Why set random seed for data augumentation? If I did not, the loss jumped by 1000+ after one epoch in SSD box detction

I already solved this problem code wise, but I don’t know why what I did worked and want an explanation.

I was doing SSD bounding box detection and loss was okay in the first epoch. Then in the second epoch, it suddenly jumped to 5000-10000 range. This loss jump was coming from my loss function for the location of bounding box, meaning x y coordinates of where the object is; loss function for labeling, classifying the class of the object being detected was okay, going down gradually as expected
I figured out that if I don’t do data augmentations like random flip, random crop, random hue change and stuff of those sorts in my data loader, the loss for xy coordinates doesn’t go crazy. Then I set the random seed and enabled data augmentation, and it also worked fine and loss was stable.


Could anyone explain to me what is going on?

What happens, if you change the seed to another number?
I assume you got lucky with this seed and the training might be generally unstable, which is a bad sign. :confused:

Thank you so much for your reply.
I changed the seed from 1234 to 12345 and it is working just as fine.
Below is the loss at the beginning of the 2nd epoch, before, meaning before setting seed values, it was in the range of 5000 to 10000. Now, it is slightly below the loss for the first epoch, which is exactly what I expect it to be.
I guess setting any kind of seed number is important for data augmentation that uses random number generator.

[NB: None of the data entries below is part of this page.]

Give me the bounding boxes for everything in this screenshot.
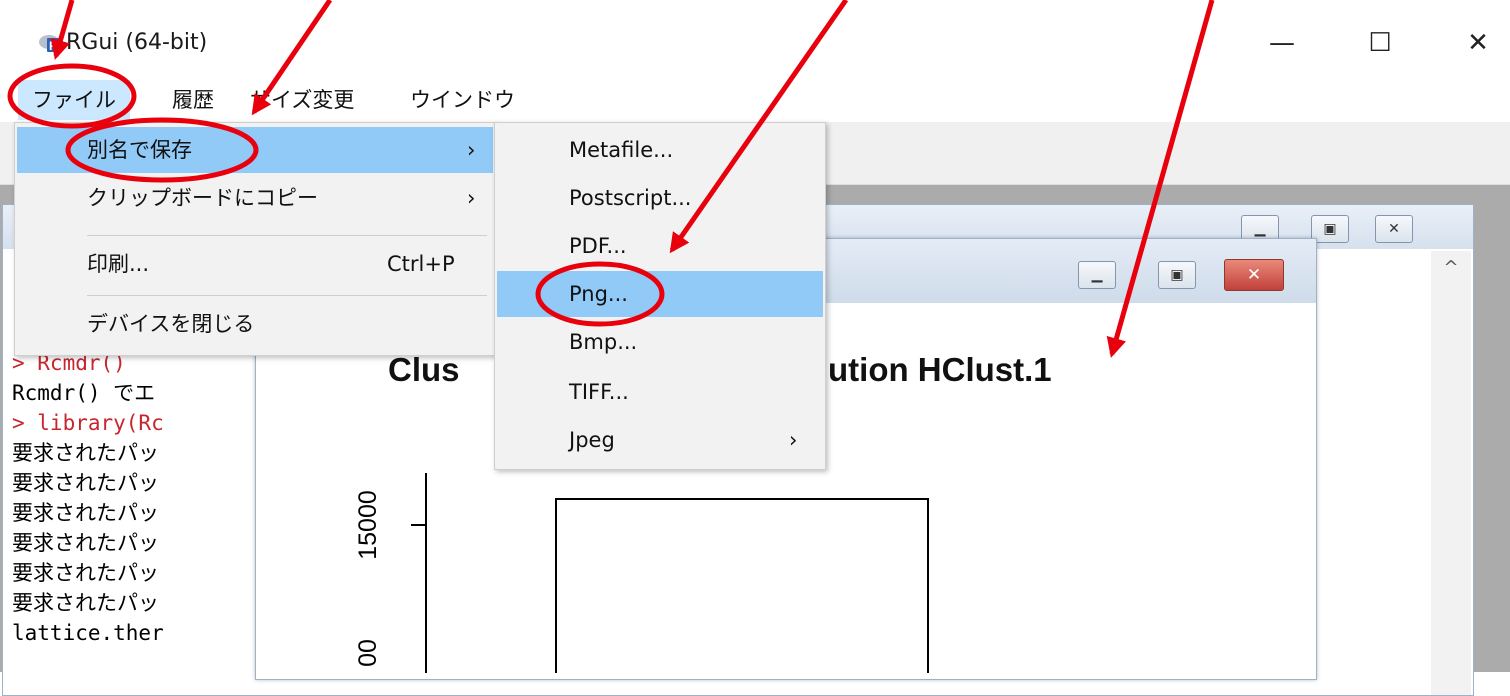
menu-separator bbox=[87, 235, 487, 236]
menu-item-copy-clipboard[interactable]: クリップボードにコピー › bbox=[17, 175, 493, 221]
submenu-item-metafile[interactable]: Metafile... bbox=[497, 127, 823, 173]
console-line: 要求されたパッ bbox=[12, 441, 159, 465]
save-as-submenu: Metafile... Postscript... PDF... Png... … bbox=[494, 122, 826, 470]
submenu-arrow-icon: › bbox=[789, 428, 798, 452]
menu-file[interactable]: ファイル bbox=[18, 80, 130, 120]
menu-window[interactable]: ウインドウ bbox=[396, 80, 529, 120]
submenu-item-pdf[interactable]: PDF... bbox=[497, 223, 823, 269]
y-tick-label-partial: 00 bbox=[354, 639, 382, 667]
menu-item-close-device[interactable]: デバイスを閉じる bbox=[17, 301, 493, 347]
close-button[interactable]: ✕ bbox=[1448, 18, 1508, 68]
menu-item-print[interactable]: 印刷... Ctrl+P bbox=[17, 241, 493, 287]
menu-history[interactable]: 履歴 bbox=[158, 80, 228, 120]
menu-resize[interactable]: サイズ変更 bbox=[236, 80, 368, 120]
menu-bar: ファイル 履歴 サイズ変更 ウインドウ bbox=[0, 76, 1510, 123]
window-title: RGui (64-bit) bbox=[66, 30, 208, 55]
menu-item-save-as[interactable]: 別名で保存 › bbox=[17, 127, 493, 173]
console-line: 要求されたパッ bbox=[12, 501, 159, 525]
console-line: 要求されたパッ bbox=[12, 561, 159, 585]
submenu-item-bmp[interactable]: Bmp... bbox=[497, 319, 823, 365]
console-line: Rcmdr() でエ bbox=[12, 381, 156, 405]
submenu-item-png[interactable]: Png... bbox=[497, 271, 823, 317]
submenu-arrow-icon: › bbox=[467, 186, 476, 210]
submenu-item-postscript[interactable]: Postscript... bbox=[497, 175, 823, 221]
graphics-maximize-button[interactable]: ▣ bbox=[1158, 261, 1196, 289]
console-output[interactable]: > Rcmdr() Rcmdr() でエ > library(Rc 要求されたパ… bbox=[12, 348, 252, 678]
graphics-minimize-button[interactable]: ▁ bbox=[1078, 261, 1116, 289]
submenu-item-tiff[interactable]: TIFF... bbox=[497, 369, 823, 415]
console-scrollbar[interactable]: ^ bbox=[1431, 251, 1471, 695]
print-shortcut: Ctrl+P bbox=[387, 252, 455, 276]
file-menu-dropdown: 別名で保存 › クリップボードにコピー › 印刷... Ctrl+P デバイスを… bbox=[14, 122, 496, 356]
menu-separator bbox=[87, 295, 487, 296]
r-app-icon: R bbox=[39, 35, 59, 53]
console-line: 要求されたパッ bbox=[12, 531, 159, 555]
submenu-item-jpeg[interactable]: Jpeg › bbox=[497, 417, 823, 463]
title-bar: R RGui (64-bit) — ☐ ✕ bbox=[0, 0, 1510, 76]
submenu-arrow-icon: › bbox=[467, 138, 476, 162]
console-line: 要求されたパッ bbox=[12, 471, 159, 495]
minimize-button[interactable]: — bbox=[1252, 18, 1312, 68]
svg-text:R: R bbox=[49, 39, 58, 53]
cluster-bar bbox=[555, 498, 929, 673]
console-line: lattice.ther bbox=[12, 621, 164, 645]
console-line: 要求されたパッ bbox=[12, 591, 159, 615]
console-line: > library(Rc bbox=[12, 411, 164, 435]
maximize-button[interactable]: ☐ bbox=[1350, 18, 1410, 68]
console-close-button[interactable]: ✕ bbox=[1375, 215, 1413, 243]
scroll-up-arrow-icon[interactable]: ^ bbox=[1431, 251, 1471, 278]
graphics-close-button[interactable]: ✕ bbox=[1224, 259, 1284, 291]
y-tick-label-15000: 15000 bbox=[354, 490, 382, 560]
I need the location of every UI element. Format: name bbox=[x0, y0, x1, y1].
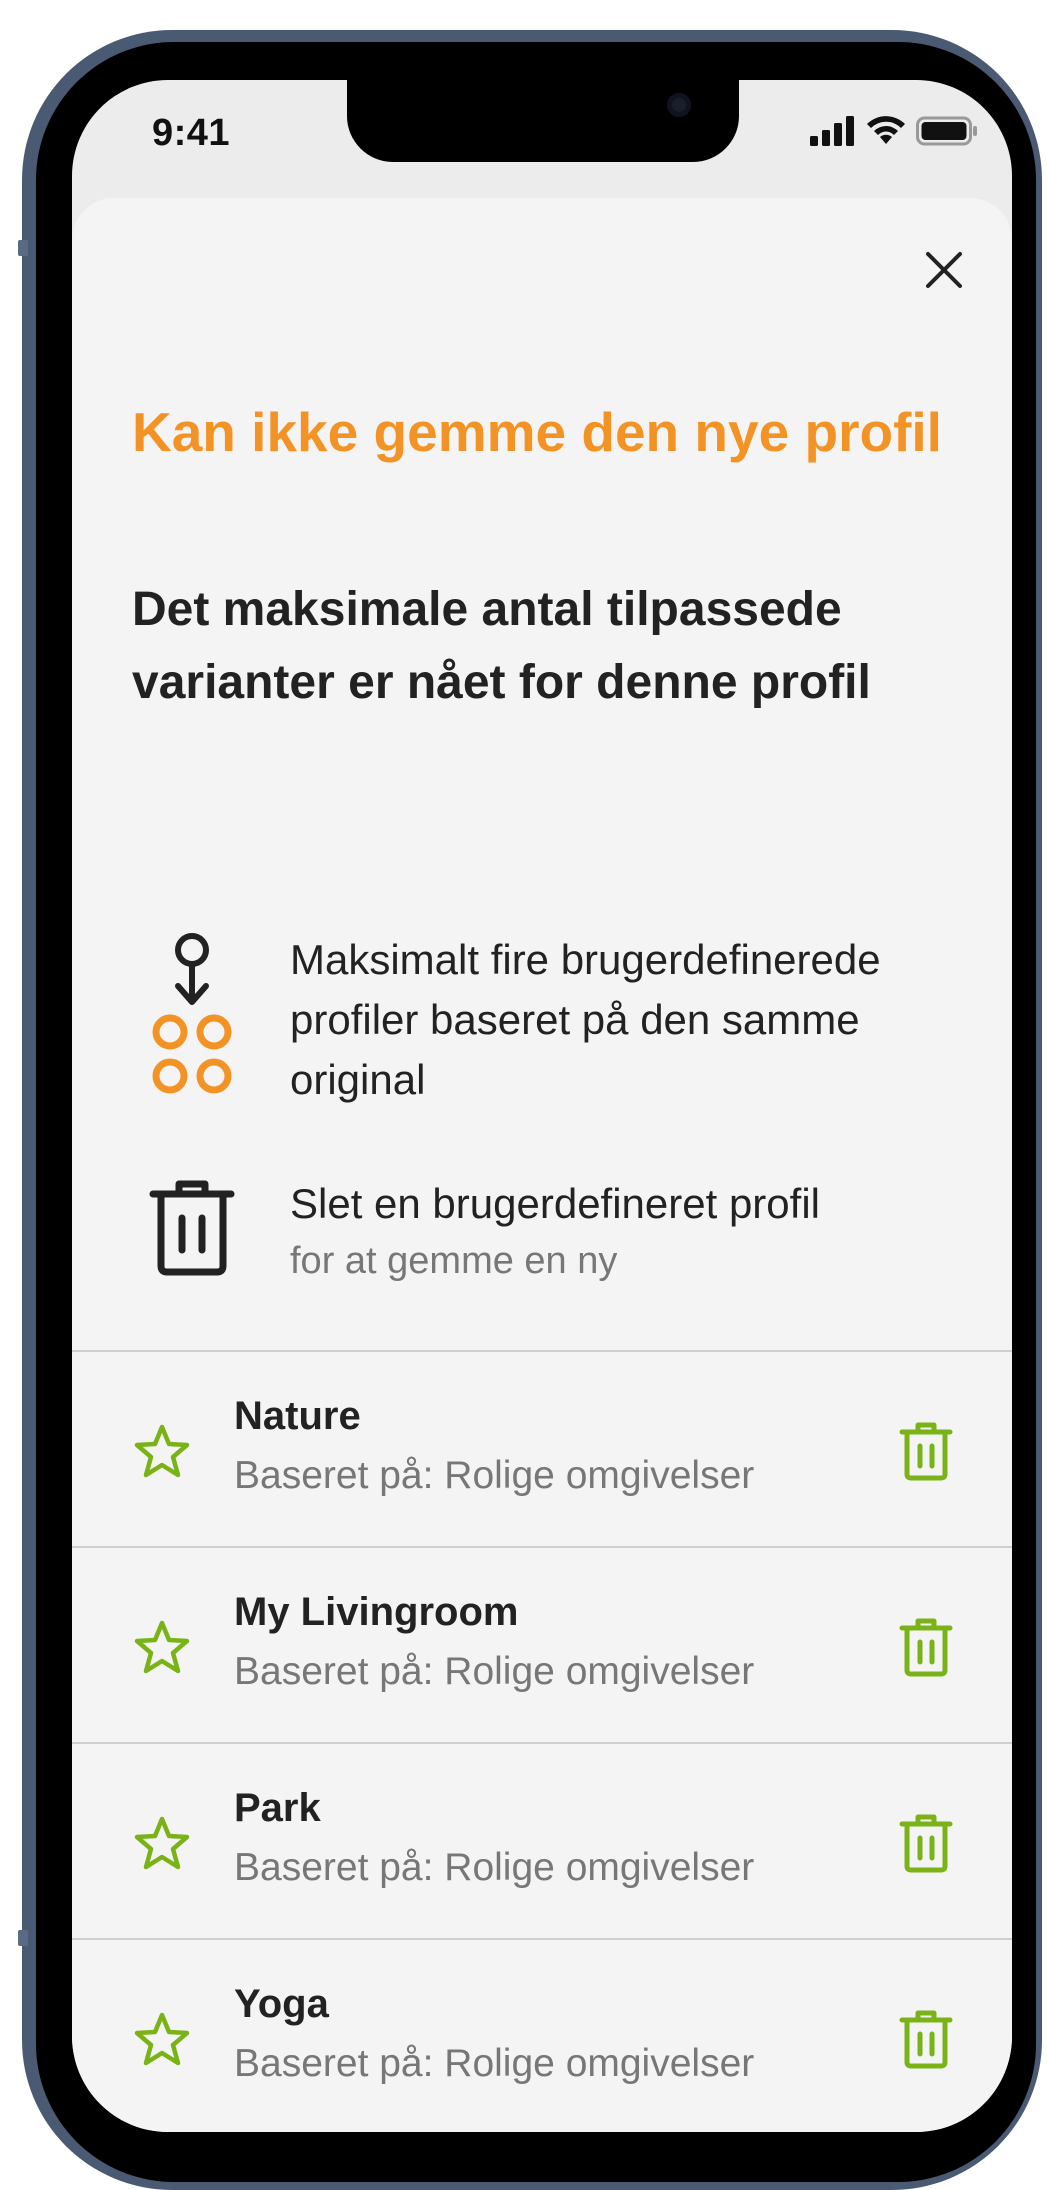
dialog-subtitle: Det maksimale antal tilpassede varianter… bbox=[132, 583, 871, 709]
profile-variants-icon bbox=[132, 926, 252, 1106]
cellular-signal-icon bbox=[810, 116, 854, 146]
profile-name: Nature bbox=[234, 1394, 361, 1438]
trash-icon[interactable] bbox=[898, 1812, 954, 1874]
wifi-icon bbox=[867, 116, 905, 144]
trash-icon[interactable] bbox=[898, 1420, 954, 1482]
star-icon[interactable] bbox=[132, 1422, 192, 1482]
list-item[interactable]: My Livingroom Baseret på: Rolige omgivel… bbox=[72, 1548, 1012, 1744]
info-limit-text: Maksimalt fire brugerdefinerede profiler… bbox=[290, 936, 881, 1103]
profile-name: Park bbox=[234, 1786, 321, 1830]
profile-based-on: Baseret på: Rolige omgivelser bbox=[234, 1650, 755, 1693]
list-item[interactable]: Park Baseret på: Rolige omgivelser bbox=[72, 1744, 1012, 1940]
dialog-sheet: Kan ikke gemme den nye profil Det maksim… bbox=[72, 198, 1012, 2132]
close-icon bbox=[926, 252, 962, 288]
profile-based-on: Baseret på: Rolige omgivelser bbox=[234, 1846, 755, 1889]
device-side-button bbox=[18, 1930, 28, 1946]
battery-icon bbox=[916, 116, 977, 146]
profile-based-on: Baseret på: Rolige omgivelser bbox=[234, 2042, 755, 2085]
star-icon[interactable] bbox=[132, 2010, 192, 2070]
star-icon[interactable] bbox=[132, 1618, 192, 1678]
profile-name: Yoga bbox=[234, 1982, 329, 2026]
status-icons bbox=[810, 116, 978, 146]
info-delete-main: Slet en brugerdefineret profil bbox=[290, 1180, 820, 1227]
trash-icon[interactable] bbox=[898, 1616, 954, 1678]
device-notch bbox=[347, 80, 739, 162]
list-item[interactable]: Nature Baseret på: Rolige omgivelser bbox=[72, 1352, 1012, 1548]
profile-name: My Livingroom bbox=[234, 1590, 519, 1634]
camera-icon bbox=[667, 93, 691, 117]
status-time: 9:41 bbox=[152, 112, 231, 154]
info-delete-sub: for at gemme en ny bbox=[290, 1240, 618, 1282]
profile-based-on: Baseret på: Rolige omgivelser bbox=[234, 1454, 755, 1497]
star-icon[interactable] bbox=[132, 1814, 192, 1874]
dialog-title: Kan ikke gemme den nye profil bbox=[132, 401, 942, 463]
info-limit-row: Maksimalt fire brugerdefinerede profiler… bbox=[132, 926, 972, 1110]
device-side-button bbox=[18, 240, 28, 256]
trash-icon bbox=[132, 1176, 252, 1276]
info-delete-row: Slet en brugerdefineret profil for at ge… bbox=[132, 1176, 972, 1288]
info-delete-text: Slet en brugerdefineret profil for at ge… bbox=[290, 1174, 820, 1288]
screen: 9:41 Kan ikke gemme den nye profil Det m… bbox=[72, 80, 1012, 2132]
trash-icon[interactable] bbox=[898, 2008, 954, 2070]
close-button[interactable] bbox=[912, 238, 976, 302]
list-item[interactable]: Yoga Baseret på: Rolige omgivelser bbox=[72, 1940, 1012, 2132]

I am not quite sure why.


Thanks for the update!
It would still be interesting to see a few runs for different seeds.

I did another random number and it was very stable learning curve and detection was not that terrible although I think I need a few more epochs.
What I dont understand is that the loss jumped from the second epoch, when I did not set the seed, but was rather stable in the first round? Why would this be?



Different seeds might create “lucky” or “bad” runs.
Usually, it’s a bad sign if only a specific seed is letting your model train properly while others fail.

If you are seeing the loss explosion for all (or the majority) of vanilla runs, and observe proper training for seeding the code with random values, this might be some bug I cannot explain, and we would need to dig into it.

Could you create an executable code snippet, which would demonstrate the observed behavior?

I am sorry for the late response.
I found some questionable codes in my program, and I am now looking into it. But I am thinking the weird behavior might be due to this issue.
However, thank you for your engagement.